14 Şubat 2006 Salı

İnsanların değil, Allah'ın razı olacağı gibi yaşamak

Allah insanlara nasıl bir ahlâka sahip olmaları, nasıl bir hayat yaşamaları gerektiğini detaylı olarak bildirmiştir. Gerçek din ahlâkı, Allah'ın emirlerinin eksiksiz olarak yerine getirilmesiyle yaşanır. İnsanların bir kısmı ise bu ahlâkı yaşamaktan şiddetle kaçınırlar. Tam olarak Allah'ın hükümlerine teslim olmak istemez, kendi nefislerinin de tatmin olacağı bir model oluşturmaya çalışırlar. Bunun için kendilerince bazı kurallar, prensipler oluşturur, dinin de bu prensiplere uygun olması gerektiğini düşünürler. Kendi kuralları ve mantık örgüleriyle uygun olduğu müddetçe din ahlâkını yaşamayı kabul ederler. Oysa bu çok büyük bir yanılgı ve aldatmacadır. Çünkü gerçek din ahlâkı, insanların dediği gibi değil, Allah'ın bildirdiği gibi yaşanan ahlâktır.

Allah Kur’an'da, kendi çarpık mantık örgülerine göre hareket eden ve Allah'ın bildirdiği gibi yaşamayan insanların yanılgılarını şu şekilde haber vermektedir:

Size ne oluyor? Nasıl hüküm veriyorsunuz?

Yoksa (elinizde) ders okumakta olduğunuz bir kitap mı var? İçinde, neyi seçip-beğenirseniz, mutlaka sizin olacak diye. Yoksa sizin için üzerimizde kıyamete kadar sürüp gidecek bir yemin mi var ki siz ne hüküm verirseniz o, mutlaka sizin kalacak, diye. Onlara sor: “Hangisi bunun savunuculuğunu yapacak? (Kalem Suresi, 36-40)

İnsanları memnun etmek için yaşayanların yanılgıları

Allah'ın bildirdiği gibi değil de insanların dediği gibi yaşamak, söz konusu kişilerin pek çok çarpık ve sapkın çıkarımlarda bulunmalarına neden olur.
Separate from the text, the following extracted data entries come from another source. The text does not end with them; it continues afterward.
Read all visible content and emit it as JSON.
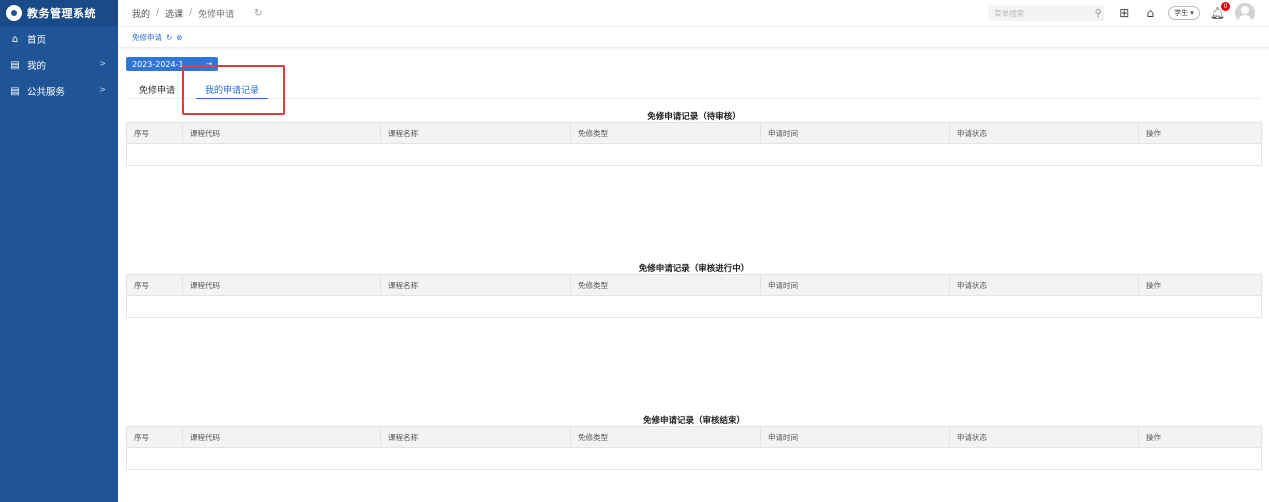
{
  "app": {
    "title": "教务管理系统"
  },
  "sidebar": {
    "items": [
      {
        "label": "首页",
        "icon": "home-icon",
        "has_children": false
      },
      {
        "label": "我的",
        "icon": "document-icon",
        "has_children": true
      },
      {
        "label": "公共服务",
        "icon": "document-icon",
        "has_children": true
      }
    ]
  },
  "header": {
    "breadcrumb": [
      "我的",
      "选课",
      "免修申请"
    ],
    "search_placeholder": "菜单搜索",
    "role": "学生",
    "notification_count": "0"
  },
  "page_tabs": [
    {
      "label": "免修申请"
    }
  ],
  "content": {
    "semester": "2023-2024-1",
    "tabs": [
      {
        "label": "免修申请",
        "active": false
      },
      {
        "label": "我的申请记录",
        "active": true
      }
    ],
    "columns": [
      "序号",
      "课程代码",
      "课程名称",
      "免修类型",
      "申请时间",
      "申请状态",
      "操作"
    ],
    "sections": [
      {
        "title": "免修申请记录（待审核）",
        "rows": []
      },
      {
        "title": "免修申请记录（审核进行中）",
        "rows": []
      },
      {
        "title": "免修申请记录（审核结束）",
        "rows": []
      }
    ]
  },
  "colors": {
    "sidebar": "#1f5597",
    "accent": "#2b6ed2",
    "highlight": "#e53a3a"
  }
}
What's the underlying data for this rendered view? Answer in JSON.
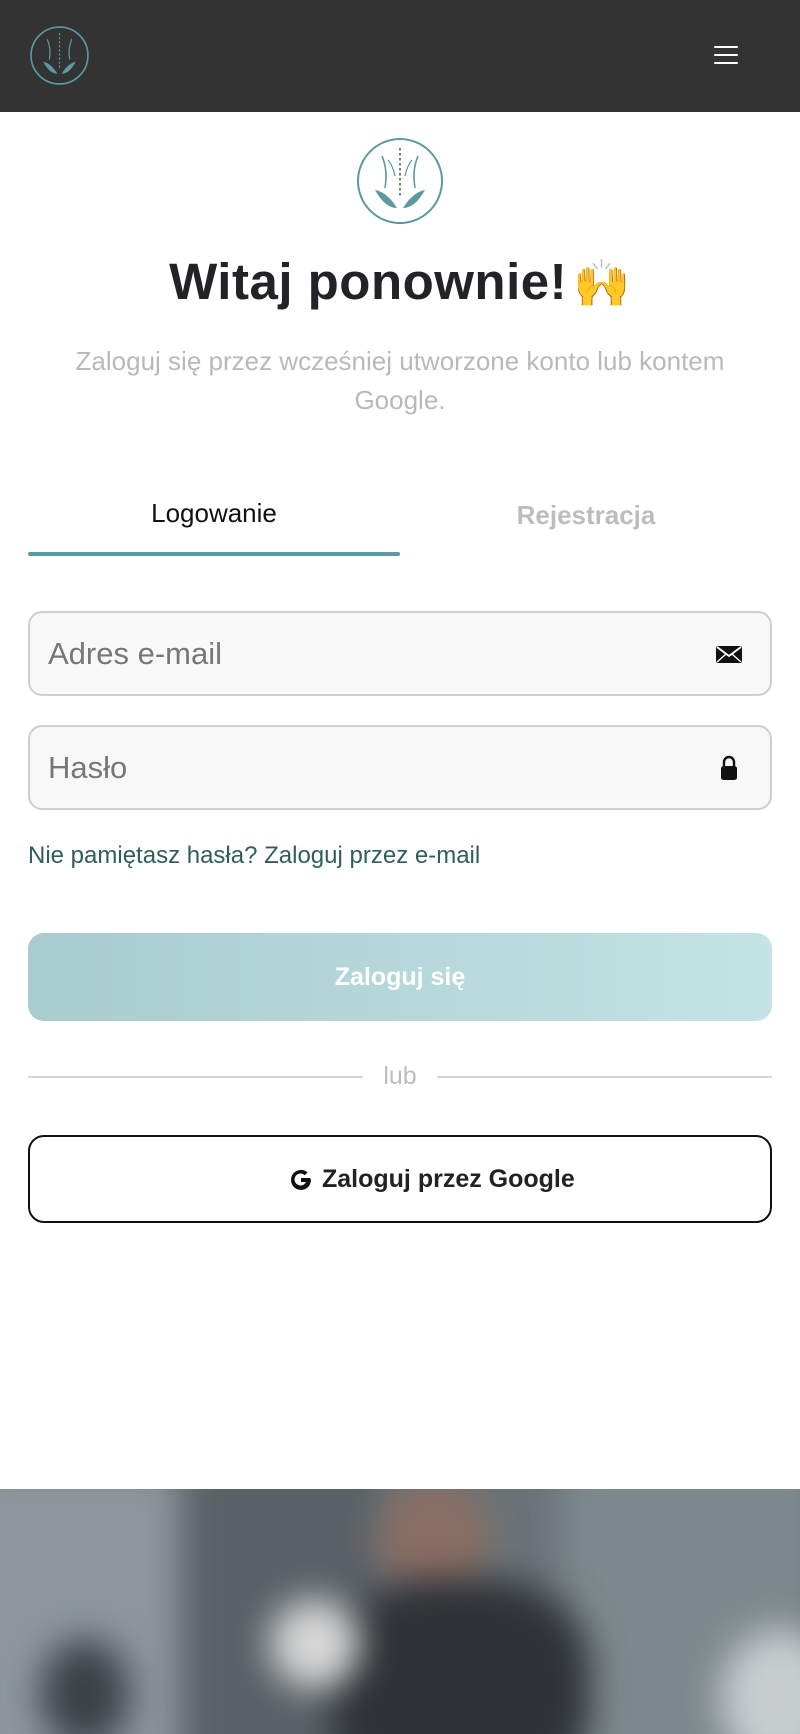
{
  "header": {
    "logo_icon": "spine-hands-logo-icon",
    "menu_icon": "hamburger-menu-icon"
  },
  "main": {
    "logo_icon": "spine-hands-logo-icon",
    "title": "Witaj ponownie!",
    "title_emoji": "🙌",
    "subtitle": "Zaloguj się przez wcześniej utworzone konto lub kontem Google."
  },
  "tabs": {
    "login": "Logowanie",
    "register": "Rejestracja",
    "active": "login"
  },
  "form": {
    "email_placeholder": "Adres e-mail",
    "email_value": "",
    "email_icon": "envelope-icon",
    "password_placeholder": "Hasło",
    "password_value": "",
    "password_icon": "lock-icon",
    "forgot_link": "Nie pamiętasz hasła? Zaloguj przez e-mail",
    "submit_label": "Zaloguj się",
    "divider_text": "lub",
    "google_label": "Zaloguj przez Google",
    "google_icon": "google-g-icon"
  },
  "colors": {
    "topbar": "#333333",
    "accent": "#5a9aa0",
    "link": "#2f5e5c",
    "submit_gradient_start": "#a9ccd0",
    "submit_gradient_end": "#c3e3e4"
  },
  "footer": {
    "hero_image": "blurred-photo-of-man-in-gym"
  }
}
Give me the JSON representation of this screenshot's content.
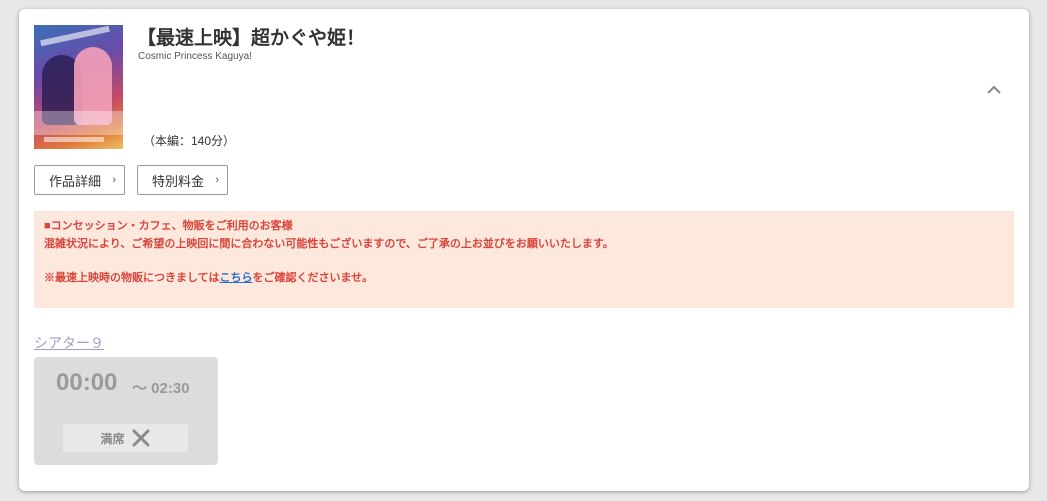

Örneğin Peygamberimiz (sav) döneminde yaşayan münafıklar, bu tarz çıkarımlarla fitne ortamı meydana getirmeye çalışmışlar, müminleri hak yoldan uzaklaştırmayı hedeflemişlerdir. Allah, münafık ve müşrik ahlâklı insanların bu çirkin özelliklerini şu şekilde bildirmiştir:

Bir de; kötü bir zan ile zanda bulunan münafık erkeklerle münafık kadınları ve müşrik erkeklerle müşrik kadınları azaplandırması için. O kötülük çemberi, tepelerine insin. Allah, onlara karşı gazablanmış, onları lanetlemiş ve onlara cehennemi hazırlamıştır. Varacakları yer ne kötüdür. (Fetih Suresi, 6)

Ayette de bildirildiği gibi kötü zanları, asıl olarak bu zannın sahiplerine zarar vermiş, Peygamberimiz (sav) ve sahabe ise Allah'ın izniyle hep galip gelmişlerdir. “Onlar hâlâ cahiliye hükmünü mü arıyorlar?...” (Maide Suresi, 50) ayetiyle de bildirildiği gibi söz konusu kişileri bu sonuca sürükleyen sebeplerden biri, Allah'ın dediği gibi değil, cahiliye hayatında öğrendikleri sapkın mantıklara göre hareket etmek istemeleridir. Oysa Allah Kur’an'da,”... Kesin bilgiyle inanan bir topluluk için hükmü, Allah'tan daha güzel olan kimdir?” (Maide Suresi, 50) diye bildirmiştir.